Süreçlerin uygulanmasında böylesine keyfi yöntemler izlenmesi hizmet kalitesini ve kurum bütçesini direkt olarak etkilemektedir. Bu durumdan hizmet alan müşteri, vergi veren vatandaş ve devletin hazinesi zarara uğramaktadır. Ayrıca hemen her çalışanın farklı bir yöntem uygulamasından dolayı performans ve maliyet konularında herhangi bir ölçüm yapılamamakta ya da yapılan performans çalışması bir anlam ifade etmemektedir.

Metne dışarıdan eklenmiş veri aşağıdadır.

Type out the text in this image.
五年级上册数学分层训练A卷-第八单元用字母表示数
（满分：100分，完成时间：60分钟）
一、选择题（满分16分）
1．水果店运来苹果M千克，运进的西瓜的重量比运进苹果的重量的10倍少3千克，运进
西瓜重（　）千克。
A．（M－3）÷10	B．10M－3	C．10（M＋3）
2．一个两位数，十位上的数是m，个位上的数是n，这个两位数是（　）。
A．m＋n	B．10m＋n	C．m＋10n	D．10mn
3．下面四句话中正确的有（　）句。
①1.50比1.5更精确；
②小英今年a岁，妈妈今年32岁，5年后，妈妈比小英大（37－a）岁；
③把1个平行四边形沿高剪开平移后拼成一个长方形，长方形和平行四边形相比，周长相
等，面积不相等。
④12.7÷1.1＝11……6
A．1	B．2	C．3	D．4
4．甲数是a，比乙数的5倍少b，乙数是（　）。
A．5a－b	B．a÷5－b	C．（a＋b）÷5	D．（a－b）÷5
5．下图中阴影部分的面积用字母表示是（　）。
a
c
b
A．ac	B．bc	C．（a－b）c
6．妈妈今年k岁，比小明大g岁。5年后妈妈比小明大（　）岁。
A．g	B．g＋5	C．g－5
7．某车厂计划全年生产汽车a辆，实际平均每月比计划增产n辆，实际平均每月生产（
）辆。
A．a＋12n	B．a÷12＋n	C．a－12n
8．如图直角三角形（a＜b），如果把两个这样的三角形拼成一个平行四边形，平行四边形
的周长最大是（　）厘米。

Anlatılanlar, sadece herhangi bir kuruma özgü bir durum olmadığını belirtmek gerekmektedir. Dünyada benzer örnekleri oldukça hatırı sayılır bir seviyede olduğu bilinmekte ve bu durumun düzeltilebilmesi için geçmişte olduğu gibi günümüzde de birçok çalışma sürmektedir. Çalışmalar sonucu elde edilen birikimlerle 2000’li yıllarda BPM çözümleri yaşanılan sorunları ortadan kaldırmak için ortaya çıkmıştır.

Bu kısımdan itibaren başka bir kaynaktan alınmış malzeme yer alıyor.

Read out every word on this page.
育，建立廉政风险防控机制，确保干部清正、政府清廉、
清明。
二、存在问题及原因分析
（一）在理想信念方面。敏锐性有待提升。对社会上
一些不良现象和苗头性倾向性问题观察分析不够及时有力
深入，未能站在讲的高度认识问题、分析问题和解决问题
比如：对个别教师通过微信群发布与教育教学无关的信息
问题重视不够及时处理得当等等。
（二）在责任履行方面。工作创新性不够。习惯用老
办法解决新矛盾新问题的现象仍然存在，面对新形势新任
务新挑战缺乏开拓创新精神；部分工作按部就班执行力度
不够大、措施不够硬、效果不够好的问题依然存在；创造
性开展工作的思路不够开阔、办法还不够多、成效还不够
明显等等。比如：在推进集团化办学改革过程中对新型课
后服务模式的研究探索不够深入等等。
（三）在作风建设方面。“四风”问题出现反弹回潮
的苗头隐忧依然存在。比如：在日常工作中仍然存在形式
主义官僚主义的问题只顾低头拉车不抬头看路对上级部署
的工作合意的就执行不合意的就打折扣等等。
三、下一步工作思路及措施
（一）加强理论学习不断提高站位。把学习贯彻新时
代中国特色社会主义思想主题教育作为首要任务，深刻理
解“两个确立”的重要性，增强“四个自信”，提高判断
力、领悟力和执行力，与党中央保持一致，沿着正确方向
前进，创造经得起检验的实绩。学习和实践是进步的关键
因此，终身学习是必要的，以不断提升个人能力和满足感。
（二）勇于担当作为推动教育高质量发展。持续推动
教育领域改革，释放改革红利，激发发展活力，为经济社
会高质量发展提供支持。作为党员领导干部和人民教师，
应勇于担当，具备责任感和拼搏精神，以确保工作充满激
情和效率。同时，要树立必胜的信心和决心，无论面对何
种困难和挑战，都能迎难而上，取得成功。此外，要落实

Süreçler kurumun temel varlıkları arasındadır. Kurum kimliğini süreçleriyle oluşturur ve kar zarar, etkinlik, yetkinlik gibi nitelikleri süreçleriyle ortaya koyar.

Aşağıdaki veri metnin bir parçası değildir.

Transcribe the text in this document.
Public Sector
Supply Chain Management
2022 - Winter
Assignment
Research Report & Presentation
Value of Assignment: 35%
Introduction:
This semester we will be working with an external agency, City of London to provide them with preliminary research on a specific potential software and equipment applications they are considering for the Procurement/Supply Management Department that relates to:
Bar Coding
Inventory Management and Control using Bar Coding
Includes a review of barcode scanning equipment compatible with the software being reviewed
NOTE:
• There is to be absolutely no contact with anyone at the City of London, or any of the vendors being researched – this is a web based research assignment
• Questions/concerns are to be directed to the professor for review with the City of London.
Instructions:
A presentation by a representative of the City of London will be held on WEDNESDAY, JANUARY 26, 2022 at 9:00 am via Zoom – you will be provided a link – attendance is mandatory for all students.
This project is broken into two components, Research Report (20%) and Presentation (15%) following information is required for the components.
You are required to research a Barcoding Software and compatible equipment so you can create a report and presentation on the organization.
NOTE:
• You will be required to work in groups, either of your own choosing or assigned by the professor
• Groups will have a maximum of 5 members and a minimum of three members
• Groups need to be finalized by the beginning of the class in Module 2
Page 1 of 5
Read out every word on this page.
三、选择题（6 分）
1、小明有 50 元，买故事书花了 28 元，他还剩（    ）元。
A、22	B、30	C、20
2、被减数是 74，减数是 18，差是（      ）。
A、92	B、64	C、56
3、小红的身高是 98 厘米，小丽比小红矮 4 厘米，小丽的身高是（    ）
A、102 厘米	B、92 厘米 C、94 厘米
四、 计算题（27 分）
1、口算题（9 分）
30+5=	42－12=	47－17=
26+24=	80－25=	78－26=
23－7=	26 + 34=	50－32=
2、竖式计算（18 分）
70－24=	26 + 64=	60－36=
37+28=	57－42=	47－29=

Şimdi şöyle bir varsayımda bulunalım:

  • Tırnak içerisindeki ifadeyi göz önüne alarak ilk önce kurumun süreçlerini keşfetsek bunları modellesek, herkesin ulaşabileceği, görebileceği, üzerinde fikrini belirteceği bir platform oluştursak.
  • Çalışmalar sonucu ortaya çıkan süreçler üzerinde herkes fikrini beyan etse. Bizde bu fikirler kullanılarak gerekli iyileştirmeleri yapsak. Kuralları, kısıtları ve gereksinimleri ortaya çıkarıp ve bunları kodların içinde kaybolmaktan kurtarsak. Bu aşama sonrasında süreçler ve kurallar üzerinden işleyecek bir yazılım oluştursak bunu yaparken asgari düzeyde kodlama yapsak.
  • Otomatize edilmiş yazılım geliştirme süreci sonrasında yazılımı kullanıma sunsak ve elde edilen veriler ışığında simülasyonlar yapsak buna göre oluşan darboğazları/en çok kullanılan yolları görsek. Darboğazları düzeltmek ve performans iyileştirmesi için adımlar oluştursak.
  • Tekrarlanan kararları belirleyip, bu işlemleri otomatize etsek.
  • İşlemlerin zamanlarını ölçsek ve kişilerin performanslarını gözlemleyip bu konularda gerekli adımları atsak.
  • Dokümanları, onay işlemlerini, yetki bazlı değerlendirmeleri hepsini sistem üzerinden yapsak. Yapılan güncellemeleri hızlıca sisteme yansıtsak ve bunlara benzer birçok yararlı işlevi gerçekleştirebilsek nasıl olurdu?

Yaptığımız varsayımda belirtilen şeyler biraz ütopik kaçabilir fakat “BPM Suite” leri şu an bu imkanları bize sunmaktadır. Hatta varsayımlarda değinilen noktalardan daha fazlasını sunmaktadır.

BPM nedir diyerek konuya girmeden önce BPM in “P” si olan süreç nedir ona bakalım.

Süreç Nedir?

“Süreç olguların ya da olayların, belli bir taslağa uygun ve belli bir sonuca varacak biçimde düzenlenmesi, art arda sıralanması. Bir şeyin yapılış, üretiliş biçimini oluşturan sürekli işlemler ve eylemler dizisi” denilebilir.(Wikipedia)

İşin yapılma şekli süreçleri oluşturmaktadır. İşletme gelen değişiklik taleplerine hızlı bir şekilde cevap vermesi ve hedeflerine ulaşabilmesi iyi bir süreç yönetimi ile mümkün olur.

İyi bir süreç;

  • Müşteri odaklıdır.
  • Girdiye değer katmalıdır.
  • Sorumluları belirli olmalıdır.
  • Süreçte yer alan kişilerce açıklıkla anlaşılmış olmalıdır.
  • Performansı düzenli ölçülür ve izlenir olmalıdır.
  • Sürekli iyileştirilmelidir.

 

BPM Nedir peki?

Kurumsal Süreç Yönetimi (Business Process Management) şeklinde Türkçeye çevirebileceğimiz bu kavram işletmelerin işlerini yapma biçimlerini modellemek için kurum içinde yapılan işleri bütünsel bir yaklaşımla ele alan bir yöntemdir. BPM işletmelerin varlıkları arasında sayılabilecek süreçlerin ortaya çıkarılması, belgelendirilmesi, iyileştirmelerin yapılmasını ve adımların otomatik yapılmasını hedefler.